A Marya da Colômbia, que habitava no norte do país, foi a “mulher de” ou “esposa de”. Cada vez que se tentava libertar dando lugar às três denúncias das agressões que sofreu — às quais somou quatro de violação sexual — via as mesmas serem arquivadas. “Sete das muitas em que ficava do outro lado da linha, durante 20 minutos a pedir ajuda”, porém sem resposta. Foi o crime de homicídio voluntário que lhe valeu uma condenação de 15 anos. A diferença é que desta vez era Marya a arguida.

Apesar de distribuirmos o nosso tempo de visita, que variava entre uma a três horas, era sempre muito difícil definir estratégias e levá-las a cabo do início ao fim. Por vezes ficávamos em silêncio, a ver alguns filmes que permitiam ficcionar o que, eventualmente, se passava no outro lado do muro. Cheguei a levar discos de vinil, porque havia quem nunca tivesse visto um. Os CDs eram proibidos porque se partiam facilmente e poderiam ser usados como armas . Foi a Teresa que mostrei um EP do Frank Sinatra, com o nome Strangers in the Night. Falava muito dele e da forma como escapava “às ligações com a máfia”. Dizia que gostava de ter sido uma privilegiada. Contou-me que nasceu em Angola, numa casa onde disse nunca ter sentido amor. Os problemas de alcoolismo surgiram cedo, aos 14 anos, e agravaram-se quando chegou a Portugal, em 2008. Depois de passar um mês na cadeia, “por uma briga feia”, a rua foi a sua primeira e única casa. Voltou à cadeia quatro anos depois.

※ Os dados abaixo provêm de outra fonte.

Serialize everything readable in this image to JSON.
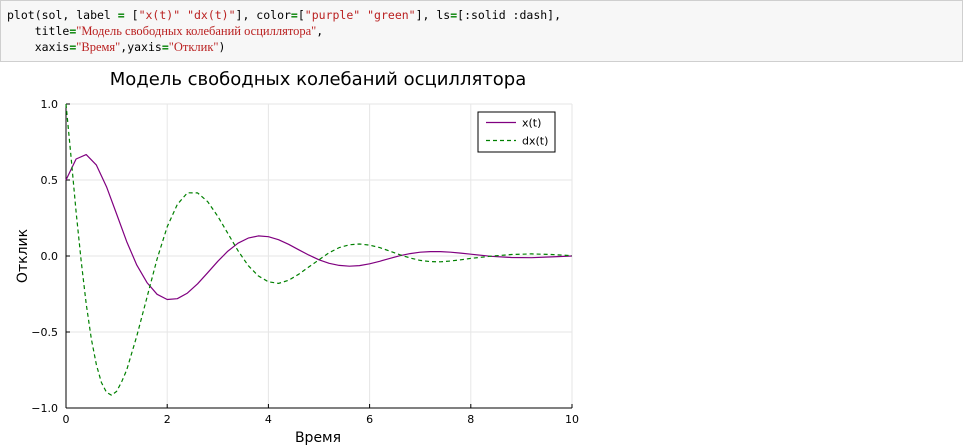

No terceiro ano de voluntariado, os guardas-prisionais e a administração dos EP já nos conheciam pelo nome. Creio que entenderam aquilo como demasiada “proximidade”. Fui chamada a uma sala pequena, que parecia ser de secretariado, no EP do Custóias, em 2015. Pediram-me para deixar de atender às “distrações culturais” dos reclusos e reclusas. Não era uma forma adequada de fazer voluntariado, disseram-me. Fiquei restringida a levar apenas um livro, a Bíblia. Quanto à música, o mais próximo que podia avançar era com canções à capela, escritas em folhas brancas. Os reclusos estranharam. Até este pequeno (grande) detalhe fez com que regredissem não só na relação de confiança como também no contacto com o mundo. Lembro-me de Bento de Moura ser um autor peculiar para um dos reclusos. O “génio esquecido” que José Pinheiro tanto pedia para ler. Durante seis anos — dois deles a perguntar-me se conhecia Bento de Moura — pediu que não fosse tratado por mais um número, um dos muitos que ocupavam as celas de Custóias.

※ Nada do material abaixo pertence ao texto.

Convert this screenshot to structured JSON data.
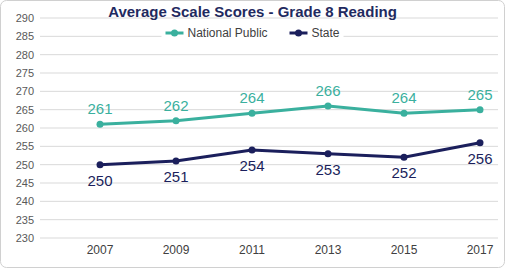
{
  "chart_data": {
    "type": "line",
    "title": "Average Scale Scores - Grade 8 Reading",
    "categories": [
      "2007",
      "2009",
      "2011",
      "2013",
      "2015",
      "2017"
    ],
    "series": [
      {
        "name": "National Public",
        "color": "#3AB09E",
        "marker": "circle",
        "values": [
          261,
          262,
          264,
          266,
          264,
          265
        ]
      },
      {
        "name": "State",
        "color": "#1B1F5C",
        "marker": "circle",
        "values": [
          250,
          251,
          254,
          253,
          252,
          256
        ]
      }
    ],
    "ylim": [
      230,
      290
    ],
    "yticks": [
      230,
      235,
      240,
      245,
      250,
      255,
      260,
      265,
      270,
      275,
      280,
      285,
      290
    ],
    "grid": true,
    "legend": "top",
    "data_labels": true
  }
}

O José não tinha filhos nem parentes próximos. Pediu-me que visitasse a sua antiga casa, um lugar que não tinha entrada de luz e que não seria muito melhor que a cela onde estava. Em tempos, professor de Literatura Clássica numa universidade norueguesa e com dinheiro suficiente para viajar para outros lugares que não Portugal, trouxe consigo algo que não devia. E por ali a sua história ficou. Durante mais de um ano, levei uma folha, isolada, fotocopiada, em cada visita que lhe fazia, para que José pudesse juntá-las, uma a uma, e assim ler Bento Moura.

Nunca cheguei a perceber por que razão José citava tanto o filósofo Albert Camus, até mais que Bento Moura. Não houve tempo para que soubesse, mas dizia muitas vezes “abram as prisões ou promovam a vossa virtude”.